Try and keep the cheese below 40 deg. F while smoking...   
That may be difficult with the tube smoke generator as it does create a lot of heat...  Do you have a long length of dryer vent duct you can cool the smoke ???  
Or, you can try making dust out of the pellets...  It smokes a LOT cooler than pellets....  
Below is a link on how I make dust....

https://www.smokingmeatforums.com/threads/making-dust-from-pellets.271863/

....


----------



## hillbillyrkstr (Mar 25, 2018)

Depending on how Smokey you want it 2-4 hours. I usually smoke my fresh mozz for 2 hours.


----------



## SmokinAl (Mar 26, 2018)

Mozz will pick up the smoke very quickly.
I would say 2 hours also!
Al


----------



## iceman6409 (Mar 26, 2018)

So an update.  I think I messed up.  Smoked for somewhere between 2-3 hours.  Used a 6 inch tube smoker with pellets in the bottom of an electric bullet shaped smoker.  The electric smoker was NOT on at all.  It was fresh mozzarella.  Very soft.  Maybe 1/2-3/4 pound as I am experimenting.  Finished up with a good yellow color.  Maybe even a little more than I was expecting.  Sliced a little off and found the outside to be maybe a little rubbery for lack of a better term.  Wrapped it in Cling and put in fridge.  Any thoughts or feedback?


----------



## SonnyE (Mar 26, 2018)

I've always though Mozzerella was sort of rubbery anyway. :confused:
Try less time. Make a test batch where several pieces are all the same size/volume.
Then pull pieces at set intervals, for different smoke results.
It changes after it rests, tends to mellow.
Just keep trying.


----------



## gmc2003 (Mar 27, 2018)

As stated above Mozzarella is soft and takes on smoke quickly. Try maybe a half hour and taste it. If you need more smoke then go another half hour and taste. Keep going until you reach your desired smoke flavor and texture. Then when you do it again you'll have a good idea of what you like. 

Chris


----------



## SonnyE (Mar 27, 2018)

gmc2003 said:


> As stated above Mozzarella is soft and takes on smoke quickly. Try maybe a half hour and taste it. If you need more smoke then go another half hour and taste. Keep going until you reach your desired smoke flavor and texture. Then when you do it again you'll have a good idea of what you like.
> 
> Chris



With me, knowing I, in about an Hour and a Half, my smoker would be empty.... :oops:


----------



## mark-ct (Apr 4, 2018)

SonnyE said:


> With me, knowing I, in about an Hour and a Half, my smoker would be empty.... :oops:



Lol, I was going to say that. I would have to buy double the amout because you can't eat just one.


----------



## ksblazer (Apr 30, 2018)

A little late. But I smoked up some mozzarella back in February. Smoked it for about 2.5hrs. 

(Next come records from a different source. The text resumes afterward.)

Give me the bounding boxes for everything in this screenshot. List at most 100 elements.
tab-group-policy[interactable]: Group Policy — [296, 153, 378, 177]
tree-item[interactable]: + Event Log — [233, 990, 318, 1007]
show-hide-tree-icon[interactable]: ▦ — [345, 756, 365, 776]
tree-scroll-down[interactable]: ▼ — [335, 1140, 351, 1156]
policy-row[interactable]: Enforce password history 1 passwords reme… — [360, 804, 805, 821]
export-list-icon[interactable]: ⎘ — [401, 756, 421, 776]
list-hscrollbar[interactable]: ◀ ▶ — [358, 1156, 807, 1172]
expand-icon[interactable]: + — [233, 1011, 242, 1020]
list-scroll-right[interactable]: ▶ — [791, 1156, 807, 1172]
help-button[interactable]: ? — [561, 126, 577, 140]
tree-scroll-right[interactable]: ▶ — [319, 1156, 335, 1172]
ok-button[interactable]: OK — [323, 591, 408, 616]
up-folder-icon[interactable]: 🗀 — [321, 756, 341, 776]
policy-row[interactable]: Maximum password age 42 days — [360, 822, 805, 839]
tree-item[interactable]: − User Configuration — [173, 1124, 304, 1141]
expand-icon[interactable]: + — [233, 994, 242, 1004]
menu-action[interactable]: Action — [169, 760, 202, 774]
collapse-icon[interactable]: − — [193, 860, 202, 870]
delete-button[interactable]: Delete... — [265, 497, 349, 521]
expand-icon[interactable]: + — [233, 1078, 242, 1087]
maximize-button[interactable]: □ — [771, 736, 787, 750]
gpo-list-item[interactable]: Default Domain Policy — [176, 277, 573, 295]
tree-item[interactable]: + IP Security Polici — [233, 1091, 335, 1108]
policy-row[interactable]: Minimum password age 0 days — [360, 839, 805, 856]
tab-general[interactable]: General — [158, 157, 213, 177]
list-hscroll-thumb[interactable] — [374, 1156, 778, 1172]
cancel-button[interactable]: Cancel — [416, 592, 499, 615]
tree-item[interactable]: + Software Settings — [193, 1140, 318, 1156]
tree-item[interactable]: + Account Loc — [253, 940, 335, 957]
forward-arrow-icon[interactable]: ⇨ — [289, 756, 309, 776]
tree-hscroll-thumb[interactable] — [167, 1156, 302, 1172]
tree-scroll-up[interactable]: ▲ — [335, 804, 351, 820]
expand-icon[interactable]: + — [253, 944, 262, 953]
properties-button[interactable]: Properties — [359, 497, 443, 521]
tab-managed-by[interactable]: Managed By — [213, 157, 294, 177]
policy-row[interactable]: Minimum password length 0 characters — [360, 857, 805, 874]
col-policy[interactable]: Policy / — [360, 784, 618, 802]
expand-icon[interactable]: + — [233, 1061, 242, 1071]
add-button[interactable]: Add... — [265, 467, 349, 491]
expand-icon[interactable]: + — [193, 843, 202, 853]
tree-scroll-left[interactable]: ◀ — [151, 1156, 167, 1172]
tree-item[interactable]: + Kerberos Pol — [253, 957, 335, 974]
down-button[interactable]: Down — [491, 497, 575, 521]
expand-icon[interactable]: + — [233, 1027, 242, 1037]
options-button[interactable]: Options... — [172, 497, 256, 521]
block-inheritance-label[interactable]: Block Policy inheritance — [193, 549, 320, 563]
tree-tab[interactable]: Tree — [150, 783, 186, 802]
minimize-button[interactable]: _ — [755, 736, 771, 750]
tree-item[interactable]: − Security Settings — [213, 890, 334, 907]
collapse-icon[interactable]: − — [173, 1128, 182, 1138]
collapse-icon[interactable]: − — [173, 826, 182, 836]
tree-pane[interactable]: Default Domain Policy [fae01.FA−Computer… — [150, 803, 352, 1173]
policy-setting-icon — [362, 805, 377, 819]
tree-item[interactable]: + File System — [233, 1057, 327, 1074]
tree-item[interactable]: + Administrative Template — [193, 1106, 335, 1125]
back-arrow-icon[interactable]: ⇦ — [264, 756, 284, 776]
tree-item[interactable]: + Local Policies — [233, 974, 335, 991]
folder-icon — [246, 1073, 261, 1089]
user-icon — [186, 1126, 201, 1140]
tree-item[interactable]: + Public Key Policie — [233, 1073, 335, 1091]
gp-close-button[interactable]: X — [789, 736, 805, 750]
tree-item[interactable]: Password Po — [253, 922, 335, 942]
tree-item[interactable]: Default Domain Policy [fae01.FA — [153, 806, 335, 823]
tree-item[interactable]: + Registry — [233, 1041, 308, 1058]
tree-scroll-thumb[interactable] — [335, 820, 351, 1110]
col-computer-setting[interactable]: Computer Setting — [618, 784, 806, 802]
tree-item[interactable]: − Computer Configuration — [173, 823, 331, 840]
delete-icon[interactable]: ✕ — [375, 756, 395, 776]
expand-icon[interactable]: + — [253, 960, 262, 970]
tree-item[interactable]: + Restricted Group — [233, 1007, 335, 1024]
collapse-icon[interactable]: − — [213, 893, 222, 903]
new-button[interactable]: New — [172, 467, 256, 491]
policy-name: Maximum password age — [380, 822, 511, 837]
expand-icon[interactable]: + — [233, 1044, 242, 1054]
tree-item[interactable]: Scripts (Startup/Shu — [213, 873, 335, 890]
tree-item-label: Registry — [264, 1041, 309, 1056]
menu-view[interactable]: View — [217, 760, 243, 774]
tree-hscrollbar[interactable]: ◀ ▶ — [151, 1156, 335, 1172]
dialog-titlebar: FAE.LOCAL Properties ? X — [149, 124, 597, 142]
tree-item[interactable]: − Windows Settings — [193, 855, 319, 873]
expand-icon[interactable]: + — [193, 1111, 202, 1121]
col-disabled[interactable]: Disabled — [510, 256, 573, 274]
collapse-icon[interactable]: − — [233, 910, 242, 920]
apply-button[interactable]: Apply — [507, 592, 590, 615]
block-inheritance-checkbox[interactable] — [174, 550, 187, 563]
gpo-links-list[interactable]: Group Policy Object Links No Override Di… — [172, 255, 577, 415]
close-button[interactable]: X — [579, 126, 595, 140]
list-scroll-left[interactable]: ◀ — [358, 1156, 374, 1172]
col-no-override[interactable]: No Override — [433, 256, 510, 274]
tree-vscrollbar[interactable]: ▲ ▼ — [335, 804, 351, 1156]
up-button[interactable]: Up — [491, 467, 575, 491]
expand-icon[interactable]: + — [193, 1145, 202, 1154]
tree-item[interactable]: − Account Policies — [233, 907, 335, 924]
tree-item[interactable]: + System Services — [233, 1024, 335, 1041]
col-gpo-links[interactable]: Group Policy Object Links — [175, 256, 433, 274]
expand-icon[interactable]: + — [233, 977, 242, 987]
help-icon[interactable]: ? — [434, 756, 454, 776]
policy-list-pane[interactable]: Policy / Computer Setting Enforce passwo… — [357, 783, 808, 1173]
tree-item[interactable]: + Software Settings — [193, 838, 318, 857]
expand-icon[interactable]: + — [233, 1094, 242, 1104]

Just tried it today and couldn't believe how good it was. I've done some others. Swiss, pepper jack,  sharp cheddar, muenster, Monterey jack and tried them all before the mozzarella. 

Sharp cheddar was my favorite. But the mozzarella may be taking over that honor.

Have some more sharp cheddar in the fridge to smoke up. But before I do. I'm going to be getting 2-3lbs more of mozzarella to smoke up with it.


----------